About Carl Spiteri and Benchmark Mortgage
Carl Spiteri, NMLS #286890, works for Benchmark Mortgage-San Diego, which puts on a free Smart Home Buyer Workshop the first Tuesday of every month. The workshop addresses ways to use your house as a tool for protecting current wealth and creating new wealth.

Note: This is a guest post; the views and opinions expressed are those of the author and do not necessarily reflect the opinion or position of Redfin.


  • http://www.ArturCiesielski.com/ Artur Ciesielski

    I’m glad you mentioned that it needs to be maintained. That’s something many homeowners and real estate investors don’t calculate and many proponents of real estate investing don’t mention often enough.

    Also: the advantages over time are many for an owner occupied home, but take it further and add 1 additional property every few years and the benefits multiply. That’s something not too difficult to do. Imagine having 4-5 properties paid off at retirement, all but one providing a nice steady income.

  • ak123

    Just to add balance to this discussion:
    1) even in a low property tax state like California, with even the current low interest rates, the first 25K each year you spend on a $600,000 house will go to taxes, mortgage interest and maintenance.
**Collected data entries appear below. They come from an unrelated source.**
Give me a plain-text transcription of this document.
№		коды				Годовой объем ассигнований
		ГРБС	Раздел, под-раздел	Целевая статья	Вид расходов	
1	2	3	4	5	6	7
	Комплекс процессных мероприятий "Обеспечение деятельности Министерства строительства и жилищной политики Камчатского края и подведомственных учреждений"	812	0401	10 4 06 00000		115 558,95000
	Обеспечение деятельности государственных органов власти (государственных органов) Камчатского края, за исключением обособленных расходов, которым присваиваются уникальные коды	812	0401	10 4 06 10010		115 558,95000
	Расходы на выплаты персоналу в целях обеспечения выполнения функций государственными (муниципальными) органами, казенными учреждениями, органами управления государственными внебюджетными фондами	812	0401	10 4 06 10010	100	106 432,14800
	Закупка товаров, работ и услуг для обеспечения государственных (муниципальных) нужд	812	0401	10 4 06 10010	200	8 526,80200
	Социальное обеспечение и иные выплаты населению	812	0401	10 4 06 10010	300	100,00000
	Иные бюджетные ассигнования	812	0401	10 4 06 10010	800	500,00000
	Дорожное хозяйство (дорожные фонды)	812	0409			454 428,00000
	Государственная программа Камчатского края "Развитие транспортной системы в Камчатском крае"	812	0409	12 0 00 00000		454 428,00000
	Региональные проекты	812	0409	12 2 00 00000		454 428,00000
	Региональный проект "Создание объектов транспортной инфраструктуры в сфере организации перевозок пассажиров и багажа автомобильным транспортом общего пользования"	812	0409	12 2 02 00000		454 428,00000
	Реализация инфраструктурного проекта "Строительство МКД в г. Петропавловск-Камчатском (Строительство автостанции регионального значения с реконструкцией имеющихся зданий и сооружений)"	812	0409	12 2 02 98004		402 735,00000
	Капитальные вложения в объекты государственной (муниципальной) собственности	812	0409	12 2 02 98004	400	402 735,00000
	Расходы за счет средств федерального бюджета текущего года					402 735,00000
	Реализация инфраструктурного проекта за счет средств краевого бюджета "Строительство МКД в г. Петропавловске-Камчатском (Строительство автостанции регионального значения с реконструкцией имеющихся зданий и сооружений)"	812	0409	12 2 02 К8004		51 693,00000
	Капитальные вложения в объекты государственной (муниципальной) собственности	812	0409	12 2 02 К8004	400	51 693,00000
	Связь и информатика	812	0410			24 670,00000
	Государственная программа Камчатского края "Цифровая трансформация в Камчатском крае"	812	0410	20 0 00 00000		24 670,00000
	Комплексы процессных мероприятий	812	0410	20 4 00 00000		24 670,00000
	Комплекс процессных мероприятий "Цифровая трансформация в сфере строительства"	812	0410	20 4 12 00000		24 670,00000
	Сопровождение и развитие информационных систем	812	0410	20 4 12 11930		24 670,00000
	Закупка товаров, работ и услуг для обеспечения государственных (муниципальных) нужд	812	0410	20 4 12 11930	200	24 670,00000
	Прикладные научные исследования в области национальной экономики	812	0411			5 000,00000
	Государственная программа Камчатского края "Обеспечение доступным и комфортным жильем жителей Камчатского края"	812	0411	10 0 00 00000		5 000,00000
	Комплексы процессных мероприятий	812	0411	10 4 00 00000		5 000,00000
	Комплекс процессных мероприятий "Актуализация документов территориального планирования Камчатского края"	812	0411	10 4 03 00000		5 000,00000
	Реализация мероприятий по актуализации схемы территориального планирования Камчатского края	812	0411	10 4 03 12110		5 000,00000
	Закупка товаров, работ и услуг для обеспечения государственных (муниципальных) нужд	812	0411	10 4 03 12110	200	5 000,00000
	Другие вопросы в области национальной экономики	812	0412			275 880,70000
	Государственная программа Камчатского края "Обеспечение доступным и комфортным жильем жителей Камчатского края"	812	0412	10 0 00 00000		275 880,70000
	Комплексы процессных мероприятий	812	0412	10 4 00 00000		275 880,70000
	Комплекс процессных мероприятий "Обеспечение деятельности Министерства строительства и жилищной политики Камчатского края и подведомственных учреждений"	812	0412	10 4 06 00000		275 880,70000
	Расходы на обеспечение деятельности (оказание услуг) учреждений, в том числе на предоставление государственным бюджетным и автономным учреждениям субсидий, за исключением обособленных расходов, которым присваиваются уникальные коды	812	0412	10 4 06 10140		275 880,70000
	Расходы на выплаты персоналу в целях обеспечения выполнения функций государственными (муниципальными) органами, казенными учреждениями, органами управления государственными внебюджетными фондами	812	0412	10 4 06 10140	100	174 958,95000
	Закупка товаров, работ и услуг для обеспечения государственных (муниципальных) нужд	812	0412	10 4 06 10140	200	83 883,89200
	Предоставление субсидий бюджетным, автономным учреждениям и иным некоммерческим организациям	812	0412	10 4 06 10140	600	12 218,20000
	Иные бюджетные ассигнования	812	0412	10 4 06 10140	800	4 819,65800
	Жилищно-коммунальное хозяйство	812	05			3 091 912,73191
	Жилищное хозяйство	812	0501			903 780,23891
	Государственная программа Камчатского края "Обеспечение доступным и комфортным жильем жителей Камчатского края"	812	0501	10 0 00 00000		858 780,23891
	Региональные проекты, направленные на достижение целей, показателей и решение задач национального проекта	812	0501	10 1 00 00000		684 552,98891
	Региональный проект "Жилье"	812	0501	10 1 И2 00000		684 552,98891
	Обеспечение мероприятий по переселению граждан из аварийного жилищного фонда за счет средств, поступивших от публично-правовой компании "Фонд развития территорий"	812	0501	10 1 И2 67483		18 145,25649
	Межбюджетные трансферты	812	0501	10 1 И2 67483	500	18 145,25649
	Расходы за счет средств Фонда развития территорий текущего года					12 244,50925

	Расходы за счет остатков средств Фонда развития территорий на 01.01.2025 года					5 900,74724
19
So much for the equity myth outlined above.
    2) investing in stocks and bonds have always yielded a better return than on real estate. Now is no different.
    3) every time you transact, you lose 10% on a house on realtor fees and other costs.
    Don’t believe the hype you are reading here. A home is a place to live and, at best, forced savings as an investment. The math doesn’t really add up at today’s inflated prices but these guys are desperate for business.

  • http://quillrealty.com Quill Realty

    “When you own your home, your mortgage amount is going down and your property value is going up.” Yeah, that’s a red flag if you’re taking this advice blindly…

  • disqus_CDNngGebYN

    “If you purchase a home with a monthly payment of $1,800, you only have to pay taxes on $78,400 of your annual income because the interest you paid on your mortgage can be used as a tax deduction.” This is incorrect!

    Only interests and real estate taxes you paid are deductible. Your principal portion is not deductible. Also, if your interest and RE tax paid are lower than the standard deduction, which is $6100 for single/ $12,200 for married file jointly (for year 2013), you don’t get any benefit.

    Correct me if I’m wrong.

    • Carl Spiteri

      Thank you for your comment. The example was for illustrative purposes only. We are not tax professionals and we always instruct clients to seek professional tax advice for their unique situation.